Âb-ı Hayat – 3875


Mübarek Hocamız buyurdular ki; Abdülhakîm Efendi hazretleri anlatırlardı; fakat arada bir başka şeyler, vak’alar, hikayeler anlatırdı. Bir tane daha anlatsa diye beklerdik. Ama o kaldığı yeri unutmazdı. Peygamberimiz ‘aleyhissalatü vesselam’ bir yere gidiyorlardı. Bir şahıs tarlasında, yolun kenarında çalışıyordu. Hemen Cebrail ‘aleyhisselam’ geldi, ya Resûlallah, sakın buna selam vermeyin, dedi. O ayağa kalktı, hürmet etti, Peygamberimiz yüzüne bile bakmadı. Emir öyle! Dönerken, yine oraya yaklaştı, adam orada perişan vaziyetteydi. Resûlullah efendimiz buradan geçecek ve bana selam vermeyecek. Bu nasıl olur, ben mahvoldum, diyordu. Fakat akıllı imiş, işi düzeltmiş. Hemen Cebrail ‘aleyhisselam’ tekrar geldi, ya Resûlallah, şimdi selam ver, dedi. O da selam verdi, tebessüm ettiler. Adam da çok sevindi.
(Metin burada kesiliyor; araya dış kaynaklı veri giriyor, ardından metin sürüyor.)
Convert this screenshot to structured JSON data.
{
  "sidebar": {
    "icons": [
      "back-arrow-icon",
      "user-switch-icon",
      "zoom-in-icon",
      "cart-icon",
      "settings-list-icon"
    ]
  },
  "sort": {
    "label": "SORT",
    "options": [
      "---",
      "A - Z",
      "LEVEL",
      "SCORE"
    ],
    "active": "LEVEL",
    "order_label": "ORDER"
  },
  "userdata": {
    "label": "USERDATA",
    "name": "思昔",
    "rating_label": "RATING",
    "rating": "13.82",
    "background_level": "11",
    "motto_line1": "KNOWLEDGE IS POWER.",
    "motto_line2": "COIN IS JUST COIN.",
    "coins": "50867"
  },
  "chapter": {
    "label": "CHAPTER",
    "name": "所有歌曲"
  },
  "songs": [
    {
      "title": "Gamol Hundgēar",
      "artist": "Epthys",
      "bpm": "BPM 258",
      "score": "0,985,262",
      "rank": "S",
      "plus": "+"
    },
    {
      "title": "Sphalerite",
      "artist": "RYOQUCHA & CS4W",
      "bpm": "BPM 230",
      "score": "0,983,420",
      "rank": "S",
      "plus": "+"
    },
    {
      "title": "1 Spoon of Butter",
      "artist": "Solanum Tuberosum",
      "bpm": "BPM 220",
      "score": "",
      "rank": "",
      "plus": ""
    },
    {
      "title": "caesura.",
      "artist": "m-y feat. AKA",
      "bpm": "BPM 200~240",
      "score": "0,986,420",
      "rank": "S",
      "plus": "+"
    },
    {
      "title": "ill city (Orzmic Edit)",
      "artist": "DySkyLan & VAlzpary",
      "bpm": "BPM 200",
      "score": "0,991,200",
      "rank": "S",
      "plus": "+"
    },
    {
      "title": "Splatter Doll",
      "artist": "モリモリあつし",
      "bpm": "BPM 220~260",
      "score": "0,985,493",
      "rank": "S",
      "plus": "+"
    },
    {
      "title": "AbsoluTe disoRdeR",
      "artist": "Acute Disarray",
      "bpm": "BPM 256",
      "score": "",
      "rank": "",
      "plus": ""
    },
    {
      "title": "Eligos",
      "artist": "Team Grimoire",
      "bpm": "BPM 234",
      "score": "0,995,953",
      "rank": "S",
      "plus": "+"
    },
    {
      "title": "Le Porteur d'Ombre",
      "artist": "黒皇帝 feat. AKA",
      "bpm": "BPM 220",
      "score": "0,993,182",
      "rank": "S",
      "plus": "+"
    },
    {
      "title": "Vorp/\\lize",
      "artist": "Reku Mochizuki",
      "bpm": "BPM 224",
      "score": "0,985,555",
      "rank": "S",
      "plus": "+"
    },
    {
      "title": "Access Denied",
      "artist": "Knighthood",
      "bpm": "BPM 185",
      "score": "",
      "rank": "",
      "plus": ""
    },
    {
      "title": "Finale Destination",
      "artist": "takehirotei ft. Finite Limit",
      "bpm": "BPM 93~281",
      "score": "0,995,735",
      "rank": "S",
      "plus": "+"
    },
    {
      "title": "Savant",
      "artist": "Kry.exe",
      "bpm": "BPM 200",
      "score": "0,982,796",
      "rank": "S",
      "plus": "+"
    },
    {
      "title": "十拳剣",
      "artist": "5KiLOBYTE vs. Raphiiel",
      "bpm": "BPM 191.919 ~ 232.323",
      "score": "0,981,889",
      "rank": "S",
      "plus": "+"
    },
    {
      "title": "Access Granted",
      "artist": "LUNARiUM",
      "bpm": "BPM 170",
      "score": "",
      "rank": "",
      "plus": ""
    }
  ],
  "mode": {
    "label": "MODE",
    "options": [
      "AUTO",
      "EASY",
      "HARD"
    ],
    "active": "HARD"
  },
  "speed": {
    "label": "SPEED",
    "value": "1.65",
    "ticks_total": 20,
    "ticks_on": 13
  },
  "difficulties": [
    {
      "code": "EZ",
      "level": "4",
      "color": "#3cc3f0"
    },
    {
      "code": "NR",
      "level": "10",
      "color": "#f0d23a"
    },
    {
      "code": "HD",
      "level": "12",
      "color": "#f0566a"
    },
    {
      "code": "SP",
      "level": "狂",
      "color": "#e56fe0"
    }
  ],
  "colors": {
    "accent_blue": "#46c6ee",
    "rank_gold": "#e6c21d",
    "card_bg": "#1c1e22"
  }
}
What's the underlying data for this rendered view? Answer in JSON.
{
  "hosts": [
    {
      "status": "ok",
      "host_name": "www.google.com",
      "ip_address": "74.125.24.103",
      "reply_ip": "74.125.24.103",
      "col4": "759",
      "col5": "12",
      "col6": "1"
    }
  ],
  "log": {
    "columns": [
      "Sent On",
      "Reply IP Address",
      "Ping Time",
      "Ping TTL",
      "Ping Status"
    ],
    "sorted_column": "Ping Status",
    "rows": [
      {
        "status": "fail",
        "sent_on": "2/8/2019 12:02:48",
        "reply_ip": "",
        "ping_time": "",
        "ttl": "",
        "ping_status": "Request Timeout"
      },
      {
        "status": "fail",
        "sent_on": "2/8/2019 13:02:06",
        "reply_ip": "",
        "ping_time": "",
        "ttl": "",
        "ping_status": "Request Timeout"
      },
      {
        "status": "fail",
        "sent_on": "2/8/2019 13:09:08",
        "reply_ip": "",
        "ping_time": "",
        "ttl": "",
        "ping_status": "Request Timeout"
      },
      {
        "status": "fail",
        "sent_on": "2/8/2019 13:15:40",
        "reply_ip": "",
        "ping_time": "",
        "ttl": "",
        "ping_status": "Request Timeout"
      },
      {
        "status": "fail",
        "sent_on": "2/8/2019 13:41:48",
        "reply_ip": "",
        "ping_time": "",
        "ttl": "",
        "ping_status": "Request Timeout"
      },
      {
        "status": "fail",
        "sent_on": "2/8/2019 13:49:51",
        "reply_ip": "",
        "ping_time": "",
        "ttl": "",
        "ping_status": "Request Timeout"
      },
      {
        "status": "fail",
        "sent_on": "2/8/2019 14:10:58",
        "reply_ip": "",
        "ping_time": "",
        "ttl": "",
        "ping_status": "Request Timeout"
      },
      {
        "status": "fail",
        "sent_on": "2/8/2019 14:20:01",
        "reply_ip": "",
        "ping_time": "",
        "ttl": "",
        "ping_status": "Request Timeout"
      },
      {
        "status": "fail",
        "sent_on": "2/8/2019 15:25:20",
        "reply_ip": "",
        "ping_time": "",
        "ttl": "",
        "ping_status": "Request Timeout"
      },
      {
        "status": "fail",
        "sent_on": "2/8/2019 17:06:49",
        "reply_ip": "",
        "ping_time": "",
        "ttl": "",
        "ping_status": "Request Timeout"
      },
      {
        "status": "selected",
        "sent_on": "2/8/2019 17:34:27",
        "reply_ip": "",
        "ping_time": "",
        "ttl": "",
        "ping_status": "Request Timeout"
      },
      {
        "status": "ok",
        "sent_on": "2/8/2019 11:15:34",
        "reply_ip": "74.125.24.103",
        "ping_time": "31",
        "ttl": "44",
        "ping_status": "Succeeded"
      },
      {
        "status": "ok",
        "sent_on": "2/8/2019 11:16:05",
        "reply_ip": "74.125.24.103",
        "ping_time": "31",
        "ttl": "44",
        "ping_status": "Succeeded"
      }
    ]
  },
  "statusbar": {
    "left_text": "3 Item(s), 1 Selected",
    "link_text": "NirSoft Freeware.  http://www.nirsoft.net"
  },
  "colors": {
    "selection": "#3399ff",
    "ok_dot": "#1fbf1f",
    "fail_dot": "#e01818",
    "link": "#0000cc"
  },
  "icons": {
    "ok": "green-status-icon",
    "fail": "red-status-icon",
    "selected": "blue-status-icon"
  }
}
Cebrail ‘aleyhisselam’ yine geldi, Peygamber efendimiz ‘aleyhissalatü vesselam’, kardeşim, nedir bu, anlamadım. Ne olur söyle, buyurdu. Buyurdu ki; Ya Resûlallah, o bugün işe çıkarken annesinin kalbini kırdı. Allah af etmez, annesini üzene sana selam bile verdirtmedi. Fakat sonra siz selam vermeyince aklı başına geldi, gitti annesinin ayaklarına kapandı, anneciğim Allah rızası için, Allah, Muhammed ‘sallallahü aleyhi ve sellem’ aşkına af et beni, dedi. Öptü, sevdi, okşadı, geldi. Demek ki, gönlünü aldığı için cenab-ı Hak da sana emir gönderdi, selam ver, gönlünü almış, dedi. Daha, çok teşekkür edilecek insan var. Başka kim var? Hocamız var. Hatta bunlardan da önce gelir.